Excel has more strengths than weaknesses as an analyst’s tool. Here are the top features.

It’s cheap.  

A copy of Excel costs about $100. No other program is as affordable with a greater variety of

It’s easy to install.  

As part of the Microsoft Office suite, Excel loads easily onto any Windows PC. Compare this to the headache of downloading software from other vendors.

No programming knowledge necessary.  

Without Excel, most of the tools discussed in this book could be performed only with some extreme computer coding.  

It is versatile.  

Almost anything with numbers can be done in Excel. Sales forecasting? Dashboarding? Visualization? You got it! No other program can serve such a variety of data analysis needs.

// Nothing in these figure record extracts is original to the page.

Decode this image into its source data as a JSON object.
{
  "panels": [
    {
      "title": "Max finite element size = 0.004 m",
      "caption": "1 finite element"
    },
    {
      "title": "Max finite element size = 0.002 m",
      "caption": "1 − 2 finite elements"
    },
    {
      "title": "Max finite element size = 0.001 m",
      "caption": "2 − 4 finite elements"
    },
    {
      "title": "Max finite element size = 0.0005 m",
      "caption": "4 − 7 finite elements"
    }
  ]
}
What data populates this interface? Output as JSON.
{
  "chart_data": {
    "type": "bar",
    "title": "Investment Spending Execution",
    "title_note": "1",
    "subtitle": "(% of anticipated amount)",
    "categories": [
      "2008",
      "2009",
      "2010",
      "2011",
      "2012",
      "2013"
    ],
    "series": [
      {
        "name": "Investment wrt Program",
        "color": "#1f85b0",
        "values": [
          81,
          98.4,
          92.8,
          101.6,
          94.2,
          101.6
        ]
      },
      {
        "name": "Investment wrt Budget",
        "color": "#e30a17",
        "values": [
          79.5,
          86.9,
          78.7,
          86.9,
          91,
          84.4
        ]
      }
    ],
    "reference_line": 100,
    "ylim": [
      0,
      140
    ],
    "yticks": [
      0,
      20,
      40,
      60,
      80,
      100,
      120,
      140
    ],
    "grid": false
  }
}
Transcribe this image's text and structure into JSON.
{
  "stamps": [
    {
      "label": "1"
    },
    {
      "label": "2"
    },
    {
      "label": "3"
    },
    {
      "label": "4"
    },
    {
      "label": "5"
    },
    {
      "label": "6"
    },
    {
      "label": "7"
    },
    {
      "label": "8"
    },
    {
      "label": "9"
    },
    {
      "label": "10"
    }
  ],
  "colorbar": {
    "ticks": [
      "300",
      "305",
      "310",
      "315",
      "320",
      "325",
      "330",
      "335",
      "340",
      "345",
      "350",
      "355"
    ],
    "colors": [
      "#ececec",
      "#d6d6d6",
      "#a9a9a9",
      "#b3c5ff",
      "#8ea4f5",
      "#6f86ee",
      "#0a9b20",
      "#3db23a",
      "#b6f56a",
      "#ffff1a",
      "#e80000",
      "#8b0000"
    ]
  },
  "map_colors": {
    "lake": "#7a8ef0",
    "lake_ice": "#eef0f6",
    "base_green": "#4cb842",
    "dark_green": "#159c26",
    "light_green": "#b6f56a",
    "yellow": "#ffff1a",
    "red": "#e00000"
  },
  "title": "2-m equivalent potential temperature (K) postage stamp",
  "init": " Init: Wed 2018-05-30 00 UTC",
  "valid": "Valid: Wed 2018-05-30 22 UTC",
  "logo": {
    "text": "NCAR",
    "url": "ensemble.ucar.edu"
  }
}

It benefits from network effects.  

This is a fancy economics term that is best explained through a real-life example. Chances are you’re a Facebook user.  One reason is probably that all your friends use Facebook, too.  This is a “network effect.” The usefulness of something increases with the number of people using it.  Let’s say you want to send a spreadsheet to a client or prospective employer.  Are you going to send it in Lotus 1-2-3 or Excel? Chances are that your recipient uses the latter, so Excel is the winner. Excel only becomes more powerful as more people begin using it

It plays well with other Office tools. 

One big pain of data analysis is transferring data from one software program to another.  Excel fits hand-in-glove with other Microsoft tools.  From Access databases to other Excel spreadsheets, data passes to and from your spreadsheet with ease.  

There is a lot to admire about Excel. This one $100 piece of software contains more data analysis power than was available to the whole Apollo 11 mission.